I've sort of reached the edge of what I can push in the language right now, I need time to catch the libraries up, make ShiroChan the IDE much better, and begin the never-ending task of optimization.  While the core parser runs like lightning and the variable symbol table keeps itself quite clean, there's work to be done around function dispatch and how lambdas are represented in memory.  I'm playing around with a LISP built on the DLR (more of a clojure than a normal LISP really) and one of the early decisions that made it incredibly easy and flexible was representing the code and the data as the same object type.  That innovation made it into Shiro when I got rid of the hideous VarSym and FuncSym types (which were basically Tokens by another name), but there's a deeper level of integration, namely storing anonymous functions in a more optimal way (as token lists in tokens) and accessing them through the symbol table.  The function table, especially as it relates to anonymous functions, is a nightmare right now because they never go out of scope like variables do.

So, changes coming soon:  IDE improvments, anonymous function memory use and performance optimizations, and some work on the website (needs more documentation and a binary installer at the very least).

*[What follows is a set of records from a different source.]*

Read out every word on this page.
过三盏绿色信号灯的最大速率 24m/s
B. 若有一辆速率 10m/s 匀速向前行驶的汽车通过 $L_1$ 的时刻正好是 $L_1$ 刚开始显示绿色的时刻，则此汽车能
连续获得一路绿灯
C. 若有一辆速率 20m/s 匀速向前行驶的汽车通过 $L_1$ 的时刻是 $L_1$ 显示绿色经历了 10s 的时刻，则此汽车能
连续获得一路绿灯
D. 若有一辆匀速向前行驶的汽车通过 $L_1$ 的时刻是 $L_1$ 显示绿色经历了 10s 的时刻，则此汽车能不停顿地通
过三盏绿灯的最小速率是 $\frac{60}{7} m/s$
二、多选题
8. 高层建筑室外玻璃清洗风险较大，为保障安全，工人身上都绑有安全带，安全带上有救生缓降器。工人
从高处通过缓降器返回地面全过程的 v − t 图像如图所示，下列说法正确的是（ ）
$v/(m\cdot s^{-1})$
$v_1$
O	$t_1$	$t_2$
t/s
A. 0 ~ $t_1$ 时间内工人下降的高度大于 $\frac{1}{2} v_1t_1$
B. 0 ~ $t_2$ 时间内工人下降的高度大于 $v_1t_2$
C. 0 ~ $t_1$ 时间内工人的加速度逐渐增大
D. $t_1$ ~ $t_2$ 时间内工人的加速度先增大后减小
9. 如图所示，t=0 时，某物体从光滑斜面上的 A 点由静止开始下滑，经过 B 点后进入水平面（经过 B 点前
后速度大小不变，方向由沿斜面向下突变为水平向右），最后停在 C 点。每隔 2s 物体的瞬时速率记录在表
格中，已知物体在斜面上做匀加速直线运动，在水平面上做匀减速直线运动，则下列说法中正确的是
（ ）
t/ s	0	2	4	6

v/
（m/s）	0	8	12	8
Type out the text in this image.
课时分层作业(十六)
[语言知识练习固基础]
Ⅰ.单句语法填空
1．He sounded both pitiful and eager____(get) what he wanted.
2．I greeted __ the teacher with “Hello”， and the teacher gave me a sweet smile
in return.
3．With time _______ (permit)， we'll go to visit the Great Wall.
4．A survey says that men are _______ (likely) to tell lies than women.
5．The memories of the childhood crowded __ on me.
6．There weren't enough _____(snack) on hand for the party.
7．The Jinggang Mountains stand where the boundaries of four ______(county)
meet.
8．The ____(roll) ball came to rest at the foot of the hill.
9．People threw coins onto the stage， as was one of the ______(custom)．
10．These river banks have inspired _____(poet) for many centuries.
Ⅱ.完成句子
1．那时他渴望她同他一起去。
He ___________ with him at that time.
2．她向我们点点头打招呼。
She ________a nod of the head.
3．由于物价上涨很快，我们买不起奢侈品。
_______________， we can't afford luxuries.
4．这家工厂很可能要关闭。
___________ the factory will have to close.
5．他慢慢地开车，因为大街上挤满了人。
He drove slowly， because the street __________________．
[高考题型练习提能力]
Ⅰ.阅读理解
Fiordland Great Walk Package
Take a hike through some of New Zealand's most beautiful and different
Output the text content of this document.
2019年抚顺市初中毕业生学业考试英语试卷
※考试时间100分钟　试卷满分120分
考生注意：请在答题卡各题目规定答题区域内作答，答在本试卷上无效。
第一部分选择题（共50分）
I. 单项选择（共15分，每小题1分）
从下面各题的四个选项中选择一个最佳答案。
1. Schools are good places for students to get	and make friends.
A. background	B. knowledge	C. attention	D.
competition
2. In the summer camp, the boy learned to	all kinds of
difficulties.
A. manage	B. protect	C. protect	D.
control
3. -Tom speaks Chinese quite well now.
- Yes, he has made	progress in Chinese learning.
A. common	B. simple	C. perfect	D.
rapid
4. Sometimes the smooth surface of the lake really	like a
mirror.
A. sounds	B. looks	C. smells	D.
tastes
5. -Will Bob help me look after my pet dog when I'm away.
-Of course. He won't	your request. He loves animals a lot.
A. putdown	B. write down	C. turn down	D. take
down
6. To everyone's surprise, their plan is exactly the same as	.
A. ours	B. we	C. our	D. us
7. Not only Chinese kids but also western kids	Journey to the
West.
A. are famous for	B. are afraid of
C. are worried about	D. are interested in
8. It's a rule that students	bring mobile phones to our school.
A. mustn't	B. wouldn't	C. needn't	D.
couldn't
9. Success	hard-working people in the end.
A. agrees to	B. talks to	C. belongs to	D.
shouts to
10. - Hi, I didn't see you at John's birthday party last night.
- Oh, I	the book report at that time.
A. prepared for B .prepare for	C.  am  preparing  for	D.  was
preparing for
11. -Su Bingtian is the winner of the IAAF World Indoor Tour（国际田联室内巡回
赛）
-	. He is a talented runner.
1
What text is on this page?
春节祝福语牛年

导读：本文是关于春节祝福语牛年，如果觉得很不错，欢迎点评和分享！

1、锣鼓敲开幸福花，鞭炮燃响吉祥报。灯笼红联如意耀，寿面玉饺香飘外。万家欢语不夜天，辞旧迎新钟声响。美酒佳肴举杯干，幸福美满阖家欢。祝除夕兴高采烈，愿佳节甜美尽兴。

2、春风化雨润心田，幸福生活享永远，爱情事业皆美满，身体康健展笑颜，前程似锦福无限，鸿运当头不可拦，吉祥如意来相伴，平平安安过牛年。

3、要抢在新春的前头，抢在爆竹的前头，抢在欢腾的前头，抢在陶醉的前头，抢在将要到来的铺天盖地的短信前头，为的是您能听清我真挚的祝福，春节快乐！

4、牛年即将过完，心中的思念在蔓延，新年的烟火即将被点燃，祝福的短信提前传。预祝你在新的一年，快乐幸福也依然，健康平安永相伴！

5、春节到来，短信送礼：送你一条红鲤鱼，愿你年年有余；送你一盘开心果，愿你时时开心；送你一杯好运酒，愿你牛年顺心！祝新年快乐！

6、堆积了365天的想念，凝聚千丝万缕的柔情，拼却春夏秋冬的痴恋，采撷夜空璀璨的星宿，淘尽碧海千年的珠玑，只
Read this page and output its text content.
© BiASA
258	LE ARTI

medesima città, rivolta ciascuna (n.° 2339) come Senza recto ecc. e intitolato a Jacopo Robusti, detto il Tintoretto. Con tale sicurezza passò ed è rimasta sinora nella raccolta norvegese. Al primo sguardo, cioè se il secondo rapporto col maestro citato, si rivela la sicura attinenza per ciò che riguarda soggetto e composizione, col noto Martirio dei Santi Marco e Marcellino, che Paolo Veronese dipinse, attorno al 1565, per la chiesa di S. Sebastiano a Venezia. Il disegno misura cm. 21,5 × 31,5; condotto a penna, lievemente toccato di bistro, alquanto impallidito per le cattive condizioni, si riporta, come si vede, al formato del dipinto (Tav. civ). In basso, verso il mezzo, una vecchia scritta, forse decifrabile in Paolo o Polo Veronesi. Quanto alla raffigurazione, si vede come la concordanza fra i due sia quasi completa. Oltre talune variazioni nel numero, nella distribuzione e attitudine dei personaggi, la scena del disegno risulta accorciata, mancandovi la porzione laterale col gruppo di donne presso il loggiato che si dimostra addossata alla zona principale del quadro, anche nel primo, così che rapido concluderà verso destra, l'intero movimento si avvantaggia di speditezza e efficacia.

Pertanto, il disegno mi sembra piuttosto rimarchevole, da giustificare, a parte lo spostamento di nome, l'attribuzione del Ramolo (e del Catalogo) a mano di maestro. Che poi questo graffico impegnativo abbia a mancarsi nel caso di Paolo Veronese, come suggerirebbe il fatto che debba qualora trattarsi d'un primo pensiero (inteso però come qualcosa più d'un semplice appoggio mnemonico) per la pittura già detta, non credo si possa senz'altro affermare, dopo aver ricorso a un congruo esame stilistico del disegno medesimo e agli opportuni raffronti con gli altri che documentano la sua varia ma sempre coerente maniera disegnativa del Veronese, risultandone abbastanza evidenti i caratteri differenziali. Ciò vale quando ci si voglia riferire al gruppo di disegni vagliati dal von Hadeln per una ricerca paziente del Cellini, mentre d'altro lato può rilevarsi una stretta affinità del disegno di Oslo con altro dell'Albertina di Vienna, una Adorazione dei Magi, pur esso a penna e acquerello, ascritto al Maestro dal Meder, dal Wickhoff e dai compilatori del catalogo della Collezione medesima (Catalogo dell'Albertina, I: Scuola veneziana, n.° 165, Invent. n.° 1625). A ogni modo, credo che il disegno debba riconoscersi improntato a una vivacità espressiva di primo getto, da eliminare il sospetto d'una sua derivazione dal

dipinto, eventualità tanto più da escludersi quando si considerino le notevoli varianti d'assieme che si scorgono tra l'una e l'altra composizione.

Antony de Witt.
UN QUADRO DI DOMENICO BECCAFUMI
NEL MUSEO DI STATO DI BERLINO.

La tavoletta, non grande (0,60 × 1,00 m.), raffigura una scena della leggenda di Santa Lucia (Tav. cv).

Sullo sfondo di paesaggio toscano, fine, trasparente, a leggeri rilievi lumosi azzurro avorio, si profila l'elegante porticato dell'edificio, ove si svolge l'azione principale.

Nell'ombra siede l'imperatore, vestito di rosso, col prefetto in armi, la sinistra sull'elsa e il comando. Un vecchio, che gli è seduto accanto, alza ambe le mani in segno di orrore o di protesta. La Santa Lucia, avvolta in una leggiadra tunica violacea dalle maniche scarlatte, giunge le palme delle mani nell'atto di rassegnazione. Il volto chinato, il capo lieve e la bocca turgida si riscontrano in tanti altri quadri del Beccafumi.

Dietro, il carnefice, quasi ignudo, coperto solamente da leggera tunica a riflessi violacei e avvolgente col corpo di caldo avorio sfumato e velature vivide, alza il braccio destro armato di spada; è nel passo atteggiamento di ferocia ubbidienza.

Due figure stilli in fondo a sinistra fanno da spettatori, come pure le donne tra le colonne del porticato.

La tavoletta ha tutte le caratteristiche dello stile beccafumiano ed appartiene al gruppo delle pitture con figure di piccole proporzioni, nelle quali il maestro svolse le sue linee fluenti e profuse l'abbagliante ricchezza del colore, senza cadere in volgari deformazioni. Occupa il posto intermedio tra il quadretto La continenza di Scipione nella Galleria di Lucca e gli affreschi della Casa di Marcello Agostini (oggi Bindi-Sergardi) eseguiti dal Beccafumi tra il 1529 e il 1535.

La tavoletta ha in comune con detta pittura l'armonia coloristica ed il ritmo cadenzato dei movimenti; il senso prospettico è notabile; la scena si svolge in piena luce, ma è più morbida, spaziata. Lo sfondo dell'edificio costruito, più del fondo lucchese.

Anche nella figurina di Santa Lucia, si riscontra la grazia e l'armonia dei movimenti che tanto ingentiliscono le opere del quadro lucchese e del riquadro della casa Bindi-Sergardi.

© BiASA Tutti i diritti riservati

Fortunately, the hard work on this (removing those deprecated classes and using Tokens for everything) is already done.  I've just been busy lazing about for the holidays and playing with the Http integration and language-level ORM (well, kind of) to focus on the gritty stuff.  Well, new's year resolution is to get this thing shippable, so no more procrastination.

Friday, December 30, 2011

Moved to a real blog host

Well I'd started Shiro's devblog a while back using static HTML (hell, it was the holidays and I was busy on other projects, if you count SW:TOR as a project, anyway).  Rather than trying to munge some existing .NET blog into my simple website project, I figured a free Google one was vastly better, to go along with my Free Google SVN Hosting (Google is pretty cool).

The couple of old blog entries are still available on my site if you want to read them, but all the future updates will happen here.

Happy holidays, non-existent readers!